His role as Maximiliano Rubín in TVE miniseries Fortunata y Jacinta (1980) earned him notoriety. Ensuing roles include his portrayals of Iturbe in Escape from Segovia (1981), Rubio Antofagasta in Mario Camus' The Beehive (1982), and Ramón in Luces de bohemia, the 1985 adaptation of the play of the same name by Ramón del Valle Inclán, written by Camus and directed by Miguel Ángel Díez. He also appeared in El río que nos lleva (1989), Don Juan in Hell (1991, as Don Juan's esquire Esganarel), and Savages (2001, as Turuta).

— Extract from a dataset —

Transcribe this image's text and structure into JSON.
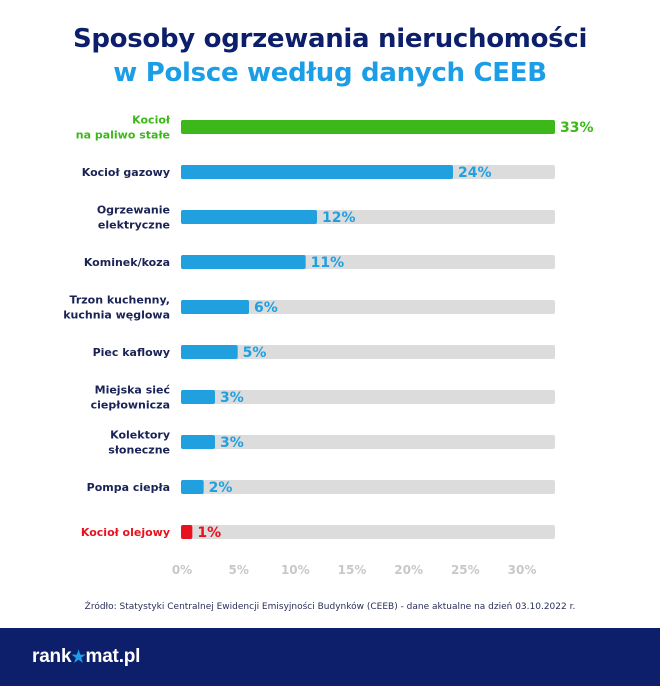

He portrayed Mohamed "Moromierda" in crime comedy film Makinavaja, el último choriso (1992) and its sequel ¡Semos peligrosos! Uséase, Makinavaja 2 (1993). He portrayed Damián, the tame father of Elena Valdés (María Castro) in television series Tierra de lobos. His work earned him a nomination to Best Television Actor in a Minor Role at the 20th Actors and Actresses Union Awards.

Late television performances include credits in Adolfo Suárez, el presidente (as Gutiérrez Mellado), Cuéntame (as Lorenzo), and ¡García!. Likewise, he has also appeared in films such as The Platform (2019), En otro lugar (2022), and Close Your Eyes (2023), portraying aging film editor Max Roca.